El santuario de Jerusalén era el norte para la brújula espiritual del israelita; pero estaba ligado a una cultura y era un obstáculo para el designio universal de Dios. Si Cristo quería derrocar las barreras entre los hombres, el templo tenía que desaparecer.
En los evangelios sinópticos anuncia Cristo la destrucción del templo (Mt 24,2 y parals.). Sus palabras, deformadas, sirvieron de base a la acusación ante el sumo sacerdote (Mt 26,61 y parals.). En el Evangelio de Juan declara Jesús que el nuevo templo es él mismo: "Destruid este templo y en tres días lo levantaré... Pero el templo de que hablaba era su cuerpo" (Jn 2,19.21). En adelante, el lugar del encuentro con Dios será la persona de Cristo, el nuevo templo no circunscrito a un recinto material.

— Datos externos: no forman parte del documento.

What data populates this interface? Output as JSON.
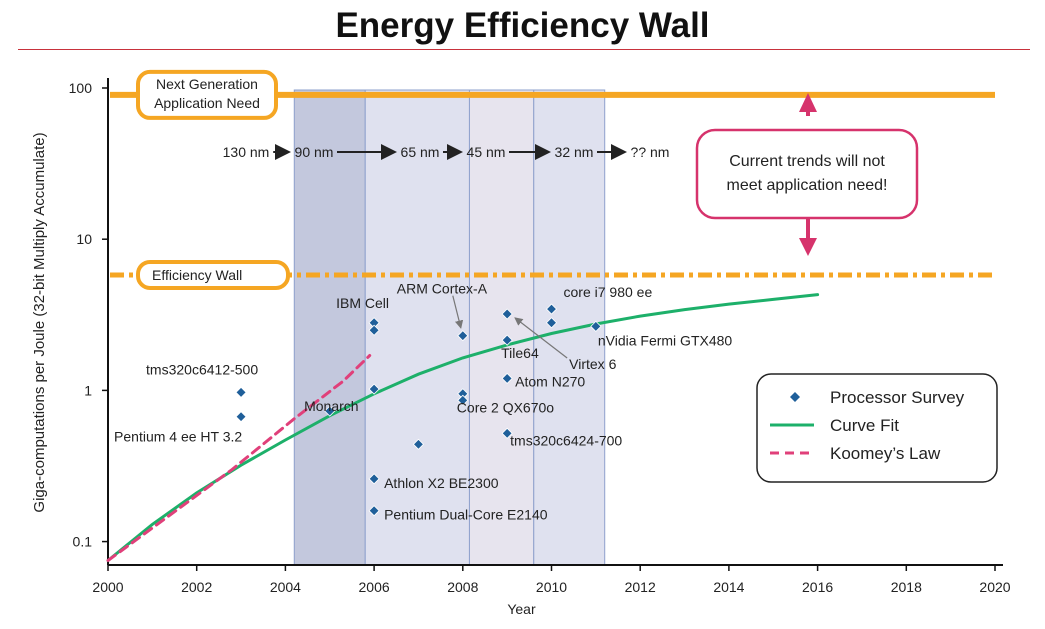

La samaritana quiso saber la opinión del profeta judío sobre la antigua controversia acerca del culto en el monte Garizim o en Jerusalén. Jesús le responde que ha pasado la época de los templos, "ni en este monte ni en Jerusalén"; única condición para dar culto a Dios será la sinceridad de espíritu, "ésa es la adoración que el Padre desea" (Jn 4,21.23).
La desaparición del espacio sagrado está poderosamente expresada por el rasgarse de la cortina que ocultaba el "santísimo" o capilla interior del templo, en el momento de la muerte de Cristo. "Se rasgó en dos de arriba abajo" (Mt 27,51), la presencia de Dios se abre al mundo, no se limita a un espacio.